The second problem has nothing to do with your post. It's got to do with your understanding of probability. Sample length doesn't matter for a god damn for determining the average. Sample length determines the variance of your estimation, and the standard deviation of your measurements, which quantify the likelyhood of being close to your mean. But 20/3 has much more predictive significance than 7, despite the fact that 7 is an obtainable value and 20/3 is not. The reason is, it accounts for all possibilities and their relative likelyhoods. It combines all possible fights of that duration (or, by extension, any duration). 7 only accounts for the most likely possibility. Not a bad estimator, but definitely an inferior one because it accounts for strictly less information. Furthermore, 7 is only the most likely in a fight of the duration you chose, whereas 20/3 is extensible to any fight of any length.
Why is 20/3 so much better than 7? Because you don't know beforehand which way the dice are going to fall. And 20/3 takes that into account by considering all possibilities. 7 ignores most scenarios and assumes that the fight will progress a certain way. Yes, you "don't get a fraction's value of a proc; it either does or it doesn't," but you don't know beforehand which one you're going to get, so a weighted average has better predictive power than either number. (Besides, it's not like you're going to be in a single fight with this talent spec.)
So what it boils down to is this: while you didn't make that big a mistake calculationally, you've proven by your justification of that mistake that you have no idea what the fuck you're talking about. The number that you got isn't far from something significant, but the number that you got has no significance whatsoever and you don't understand why. We're trying to explain the theoretic background behind averages, and your response is that it was close enough, so what difference does it make? You don't even understand what it is we're talking to you about, because you keep going back to the inciting calculations instead of your misguided justifications of them.
I really dislike the notion that Kill Shot was nerfed.
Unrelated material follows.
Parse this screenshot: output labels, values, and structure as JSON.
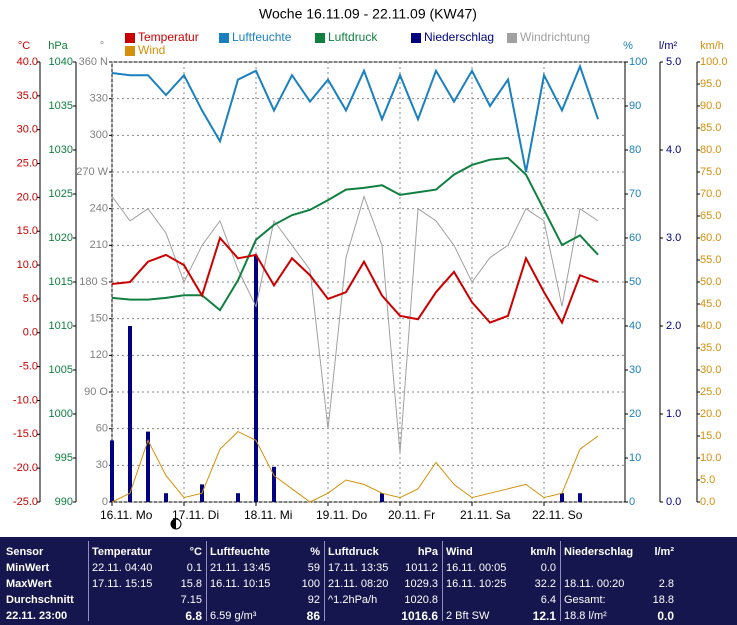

Was it even available in the damn game? Also if it's still a 45 yard base shot then it's still pretty strong pvp-wise. The biggest thing the change did was destroy Sniper Training. As if that talent didn't have problems already. It would need to be a 100% crit strike chance if KS is gonna keep that huge cooldown.
It's purely a PvP finisher now, which is what Blizzard wants I guess. With the knockback it has no place in PvE rotations anymore.
Sniper Training is still useful for PvE in that it boosts Steady Shot damage and (more important) Explosive Shot by 2%/4%/6%.
Kill Shot's huge cooldown plus the (apparently only 1-second) knockdown completely wrecks its PvE utility... I suspect they made it a knockdown (instead of, say, a 1-second snare) precisely to avoid Master's Call or Surefooted synergy... but it seems to me that the 35-second (!) cooldown is a failed attempt to stop it from being a cloth-destroyer in PvP. KS + Readiness + KS could be done in under 1.5, and with Sniper Training it would still annihilate any sub-30% clothie.
Once again, an ability that straddles PvE and PvP seems to have fallen into the void in between the two.
Having said that, Blizzard is obviously willing to experiment, and despite forum hyperbole seem to actually have a game plan here... they are clearly trying to improve our ability to 'finish off' targets without boosting our baseline DPS... with any luck, Kill Shot (and Kill Command) will continue to be reincarnated until they become useful.
@Trogdor: You can't seriously argue that rounding 5% out of a calculation is fine, but ignoring the effect of Noxious Venom (a mere 3%) is an error, can you?